General Home Systems
Some hazards aren’t room-specific but are systemic.
Checklist:
- Smoke detectors on every level and in sleeping areas; tested recently
- Carbon monoxide detector present if there’s a gas appliance or attached garage
- Fire extinguisher in the kitchen
- Emergency contacts posted near the phone and programmed into the cell phone
- Clear plan for what to do in case of emergency (fire, medical emergency, power outage)
- Medications organized — ideally with a system (pill organizer, blister pack, or medication management app/device)
- If utilities are a concern, local utility assistance programs identified
- If your parent lives alone, a regular check-in system is in place (daily call, neighbor arrangement, or technology solution)
When Modifications Aren’t Enough
Home modifications can significantly extend safe independent living. But they have limits. If your assessment reveals the following, it may be time to discuss whether the home can be made safe at all:
Significant cognitive impairment: If your parent is forgetting to turn off the stove, getting lost in their own neighborhood, or unable to respond appropriately in an emergency, physical modifications cannot address the core safety issue.
Requiring two-person assistance: If your parent needs two people to safely transfer or cannot be left alone for any period, home care may not be feasible or affordable at the necessary level.
Multiple serious falls in recent months: A pattern of falls suggests either a medical issue that hasn’t been adequately addressed or a level of functional decline that modifications alone won’t resolve.
Structural limitations of the home: Some homes simply cannot be made safe — a split-level with no alternative, a clawfoot tub with no space for a walk-in shower, a bathroom that can’t accommodate a wheelchair. When the building itself is the problem, relocation may be the answer.
Using This Assessment
The purpose of this assessment isn’t to manufacture a crisis or push toward a particular conclusion. It’s to see clearly — to identify what’s working, what’s hazardous, and what can be done about it.
After completing the assessment:
- Prioritize the highest-risk hazards. Not everything needs to be fixed immediately. Bathroom grab bars and clear nighttime pathways may be more urgent than kitchen organization.

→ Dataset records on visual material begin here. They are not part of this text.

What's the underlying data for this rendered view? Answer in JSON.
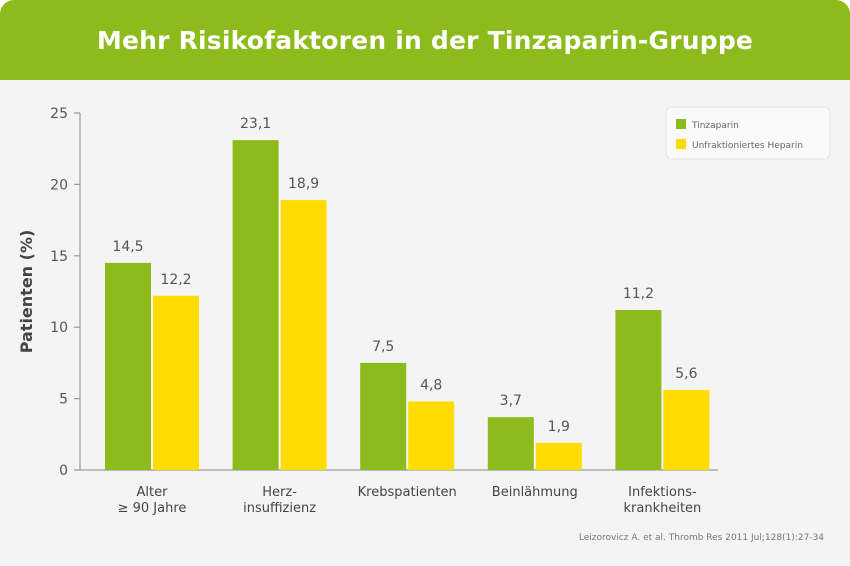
{
  "header": {
    "title": "Mehr Risikofaktoren in der Tinzaparin-Gruppe"
  },
  "colors": {
    "header": "#8dbb1c",
    "tinzaparin": "#8dbb1c",
    "heparin": "#ffdc00"
  },
  "chart_data": {
    "type": "bar",
    "title": "Mehr Risikofaktoren in der Tinzaparin-Gruppe",
    "ylabel": "Patienten (%)",
    "xlabel": "",
    "ylim": [
      0,
      25
    ],
    "yticks": [
      "0",
      "5",
      "10",
      "15",
      "20",
      "25"
    ],
    "categories": [
      [
        "Alter",
        "≥ 90 Jahre"
      ],
      [
        "Herz-",
        "insuffizienz"
      ],
      [
        "Krebspatienten"
      ],
      [
        "Beinlähmung"
      ],
      [
        "Infektions-",
        "krankheiten"
      ]
    ],
    "series": [
      {
        "name": "Tinzaparin",
        "values": [
          14.5,
          23.1,
          7.5,
          3.7,
          11.2
        ],
        "labels": [
          "14,5",
          "23,1",
          "7,5",
          "3,7",
          "11,2"
        ],
        "color": "#8dbb1c"
      },
      {
        "name": "Unfraktioniertes Heparin",
        "values": [
          12.2,
          18.9,
          4.8,
          1.9,
          5.6
        ],
        "labels": [
          "12,2",
          "18,9",
          "4,8",
          "1,9",
          "5,6"
        ],
        "color": "#ffdc00"
      }
    ],
    "legend_position": "top-right",
    "grid": false,
    "source": "Leizorovicz A. et al. Thromb Res 2011 Jul;128(1):27-34"
  }
}
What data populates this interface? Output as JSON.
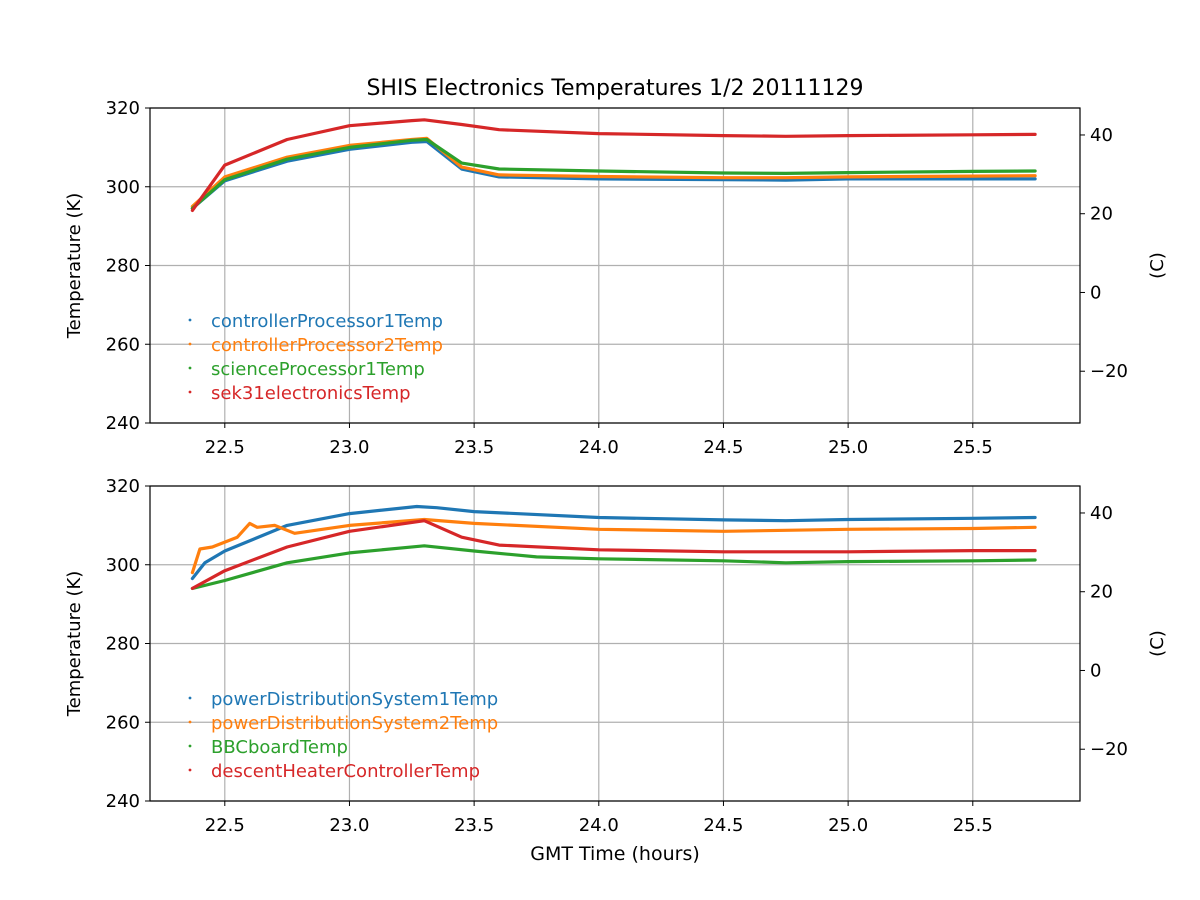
{
  "figure": {
    "title": "SHIS Electronics Temperatures 1/2 20111129",
    "xlabel": "GMT Time (hours)"
  },
  "chart_data": [
    {
      "type": "scatter",
      "title": "SHIS Electronics Temperatures 1/2 20111129",
      "xlabel": "",
      "ylabel": "Temperature (K)",
      "ylabel_right": "(C)",
      "xlim": [
        22.2,
        25.93
      ],
      "ylim": [
        240,
        320
      ],
      "ylim_right": [
        -33.15,
        46.85
      ],
      "xticks": [
        "22.5",
        "23.0",
        "23.5",
        "24.0",
        "24.5",
        "25.0",
        "25.5"
      ],
      "yticks": [
        "240",
        "260",
        "280",
        "300",
        "320"
      ],
      "yticks_right": [
        "−20",
        "0",
        "20",
        "40"
      ],
      "grid": true,
      "legend": "lower-left",
      "series": [
        {
          "name": "controllerProcessor1Temp",
          "color": "#1f77b4",
          "x": [
            22.37,
            22.5,
            22.75,
            23.0,
            23.25,
            23.31,
            23.45,
            23.6,
            24.0,
            24.5,
            24.75,
            25.0,
            25.5,
            25.75
          ],
          "y": [
            294.5,
            301.5,
            306.5,
            309.5,
            311.3,
            311.5,
            304.5,
            302.5,
            302.0,
            301.8,
            301.7,
            302.0,
            302.0,
            302.0
          ]
        },
        {
          "name": "controllerProcessor2Temp",
          "color": "#ff7f0e",
          "x": [
            22.37,
            22.5,
            22.75,
            23.0,
            23.25,
            23.31,
            23.45,
            23.6,
            24.0,
            24.5,
            24.75,
            25.0,
            25.5,
            25.75
          ],
          "y": [
            295.0,
            302.5,
            307.5,
            310.5,
            312.0,
            312.3,
            305.0,
            303.0,
            302.6,
            302.3,
            302.3,
            302.5,
            302.7,
            302.8
          ]
        },
        {
          "name": "scienceProcessor1Temp",
          "color": "#2ca02c",
          "x": [
            22.37,
            22.5,
            22.75,
            23.0,
            23.25,
            23.31,
            23.45,
            23.6,
            24.0,
            24.5,
            24.75,
            25.0,
            25.5,
            25.75
          ],
          "y": [
            294.5,
            301.8,
            307.0,
            310.0,
            311.8,
            312.0,
            306.0,
            304.5,
            304.0,
            303.5,
            303.4,
            303.6,
            303.9,
            304.0
          ]
        },
        {
          "name": "sek31electronicsTemp",
          "color": "#d62728",
          "x": [
            22.37,
            22.5,
            22.75,
            23.0,
            23.25,
            23.3,
            23.45,
            23.6,
            24.0,
            24.5,
            24.75,
            25.0,
            25.5,
            25.75
          ],
          "y": [
            294.0,
            305.5,
            312.0,
            315.5,
            316.8,
            317.0,
            315.8,
            314.5,
            313.5,
            313.0,
            312.8,
            313.0,
            313.2,
            313.3
          ]
        }
      ]
    },
    {
      "type": "scatter",
      "title": "",
      "xlabel": "GMT Time (hours)",
      "ylabel": "Temperature (K)",
      "ylabel_right": "(C)",
      "xlim": [
        22.2,
        25.93
      ],
      "ylim": [
        240,
        320
      ],
      "ylim_right": [
        -33.15,
        46.85
      ],
      "xticks": [
        "22.5",
        "23.0",
        "23.5",
        "24.0",
        "24.5",
        "25.0",
        "25.5"
      ],
      "yticks": [
        "240",
        "260",
        "280",
        "300",
        "320"
      ],
      "yticks_right": [
        "−20",
        "0",
        "20",
        "40"
      ],
      "grid": true,
      "legend": "lower-left",
      "series": [
        {
          "name": "powerDistributionSystem1Temp",
          "color": "#1f77b4",
          "x": [
            22.37,
            22.42,
            22.5,
            22.75,
            23.0,
            23.27,
            23.35,
            23.5,
            24.0,
            24.5,
            24.75,
            25.0,
            25.5,
            25.75
          ],
          "y": [
            296.5,
            300.5,
            303.5,
            310.0,
            313.0,
            314.8,
            314.5,
            313.5,
            312.0,
            311.4,
            311.2,
            311.5,
            311.8,
            312.0
          ]
        },
        {
          "name": "powerDistributionSystem2Temp",
          "color": "#ff7f0e",
          "x": [
            22.37,
            22.4,
            22.45,
            22.55,
            22.6,
            22.63,
            22.7,
            22.78,
            23.0,
            23.3,
            23.5,
            24.0,
            24.5,
            25.0,
            25.5,
            25.75
          ],
          "y": [
            298.0,
            304.0,
            304.5,
            307.0,
            310.5,
            309.5,
            310.0,
            308.0,
            310.0,
            311.5,
            310.5,
            309.0,
            308.5,
            309.0,
            309.2,
            309.5
          ]
        },
        {
          "name": "BBCboardTemp",
          "color": "#2ca02c",
          "x": [
            22.37,
            22.5,
            22.75,
            23.0,
            23.3,
            23.5,
            23.75,
            24.0,
            24.5,
            24.75,
            25.0,
            25.5,
            25.75
          ],
          "y": [
            294.0,
            296.0,
            300.5,
            303.0,
            304.8,
            303.5,
            302.0,
            301.5,
            301.0,
            300.5,
            300.8,
            301.0,
            301.2
          ]
        },
        {
          "name": "descentHeaterControllerTemp",
          "color": "#d62728",
          "x": [
            22.37,
            22.5,
            22.75,
            23.0,
            23.3,
            23.45,
            23.6,
            24.0,
            24.5,
            25.0,
            25.5,
            25.75
          ],
          "y": [
            294.0,
            298.5,
            304.5,
            308.5,
            311.2,
            307.0,
            305.0,
            303.8,
            303.3,
            303.3,
            303.6,
            303.6
          ]
        }
      ]
    }
  ]
}
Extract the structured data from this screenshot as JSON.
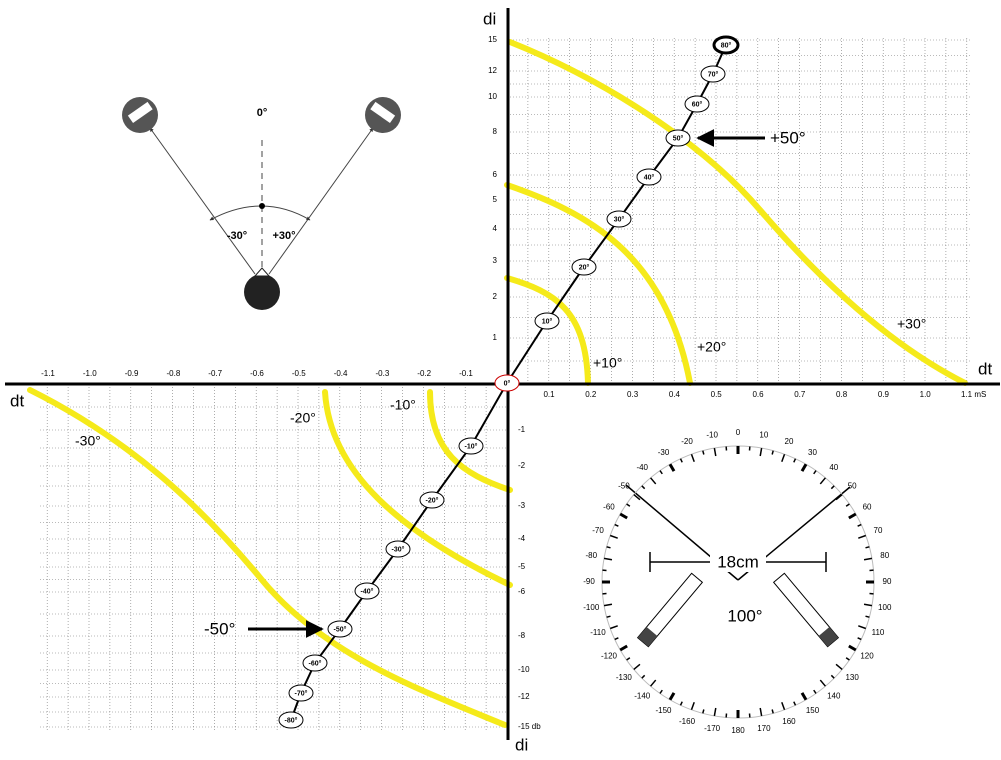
{
  "axes": {
    "x_left": "dt",
    "x_right": "dt",
    "y_top": "di",
    "y_bottom": "di"
  },
  "x_ticks_negative": [
    "-1.1",
    "-1.0",
    "-0.9",
    "-0.8",
    "-0.7",
    "-0.6",
    "-0.5",
    "-0.4",
    "-0.3",
    "-0.2",
    "-0.1"
  ],
  "x_ticks_positive": [
    "0.1",
    "0.2",
    "0.3",
    "0.4",
    "0.5",
    "0.6",
    "0.7",
    "0.8",
    "0.9",
    "1.0",
    "1.1 mS"
  ],
  "y_ticks_positive": [
    "15",
    "12",
    "10",
    "8",
    "6",
    "5",
    "4",
    "3",
    "2",
    "1"
  ],
  "y_ticks_negative": [
    "-1",
    "-2",
    "-3",
    "-4",
    "-5",
    "-6",
    "-8",
    "-10",
    "-12",
    "-15 db"
  ],
  "angle_markers": [
    "80°",
    "70°",
    "60°",
    "50°",
    "40°",
    "30°",
    "20°",
    "10°",
    "0°",
    "-10°",
    "-20°",
    "-30°",
    "-40°",
    "-50°",
    "-60°",
    "-70°",
    "-80°"
  ],
  "curve_labels": [
    "+10°",
    "+20°",
    "+30°",
    "-10°",
    "-20°",
    "-30°"
  ],
  "callouts": [
    "+50°",
    "-50°"
  ],
  "stereo": {
    "center": "0°",
    "left": "-30°",
    "right": "+30°"
  },
  "dial": {
    "labels": [
      "-170",
      "-160",
      "-150",
      "-140",
      "-130",
      "-120",
      "-110",
      "-100",
      "-90",
      "-80",
      "-70",
      "-60",
      "-50",
      "-40",
      "-30",
      "-20",
      "-10",
      "0",
      "10",
      "20",
      "30",
      "40",
      "50",
      "60",
      "70",
      "80",
      "90",
      "100",
      "110",
      "120",
      "130",
      "140",
      "150",
      "160",
      "170",
      "180"
    ],
    "spacing": "18cm",
    "angle": "100°"
  }
}
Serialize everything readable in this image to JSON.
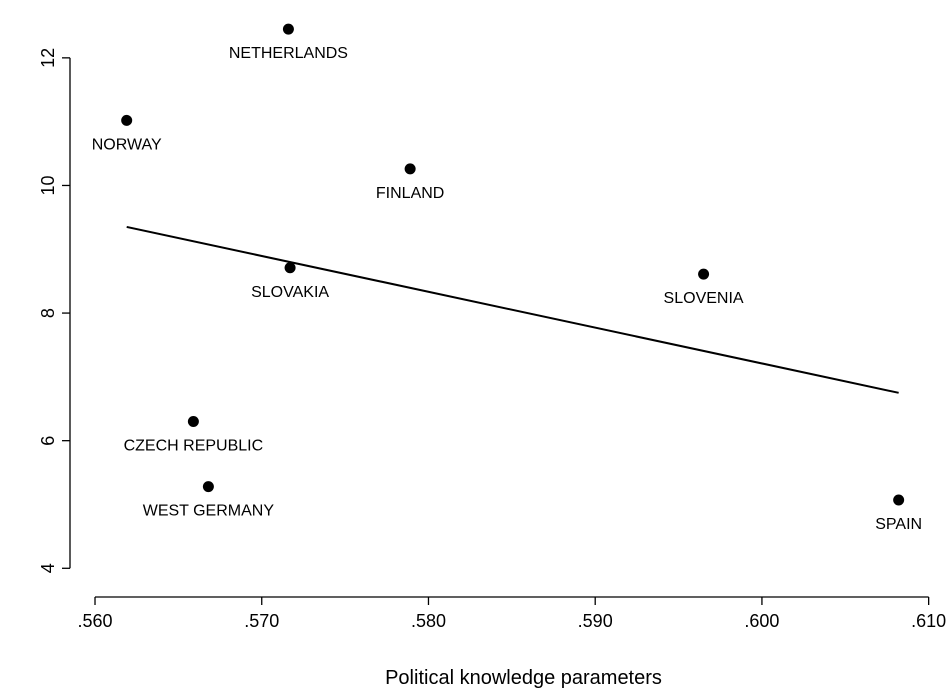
{
  "chart_data": {
    "type": "scatter",
    "title": "",
    "xlabel": "Political knowledge parameters",
    "ylabel": "",
    "xlim": [
      0.5585,
      0.6105
    ],
    "ylim": [
      3.55,
      12.75
    ],
    "x_ticks": [
      0.56,
      0.57,
      0.58,
      0.59,
      0.6,
      0.61
    ],
    "x_tick_labels": [
      ".560",
      ".570",
      ".580",
      ".590",
      ".600",
      ".610"
    ],
    "y_ticks": [
      4,
      6,
      8,
      10,
      12
    ],
    "y_tick_labels": [
      "4",
      "6",
      "8",
      "10",
      "12"
    ],
    "grid": false,
    "points": [
      {
        "label": "NETHERLANDS",
        "x": 0.5716,
        "y": 12.45
      },
      {
        "label": "NORWAY",
        "x": 0.5619,
        "y": 11.02
      },
      {
        "label": "FINLAND",
        "x": 0.5789,
        "y": 10.26
      },
      {
        "label": "SLOVAKIA",
        "x": 0.5717,
        "y": 8.71
      },
      {
        "label": "SLOVENIA",
        "x": 0.5965,
        "y": 8.61
      },
      {
        "label": "CZECH REPUBLIC",
        "x": 0.5659,
        "y": 6.3
      },
      {
        "label": "WEST GERMANY",
        "x": 0.5668,
        "y": 5.28
      },
      {
        "label": "SPAIN",
        "x": 0.6082,
        "y": 5.07
      }
    ],
    "fit_line": {
      "x": [
        0.5619,
        0.6082
      ],
      "y": [
        9.35,
        6.75
      ]
    }
  }
}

- Create a plan with your parent. Present findings collaboratively, not as a verdict. “I noticed the tub doesn’t have grab bars — can we get those installed?” is more likely to lead to action than “This bathroom is a disaster.”
- Set a timeline. High-priority items should be addressed in weeks, not months.
- Schedule a follow-up. Safety needs change as health changes. Revisit the assessment annually or after any health event.
Safety at home is a process, not a one-time fix. Done well, a home safety assessment is an act of care — a way of saying that independence matters, and that protecting it is worth doing seriously.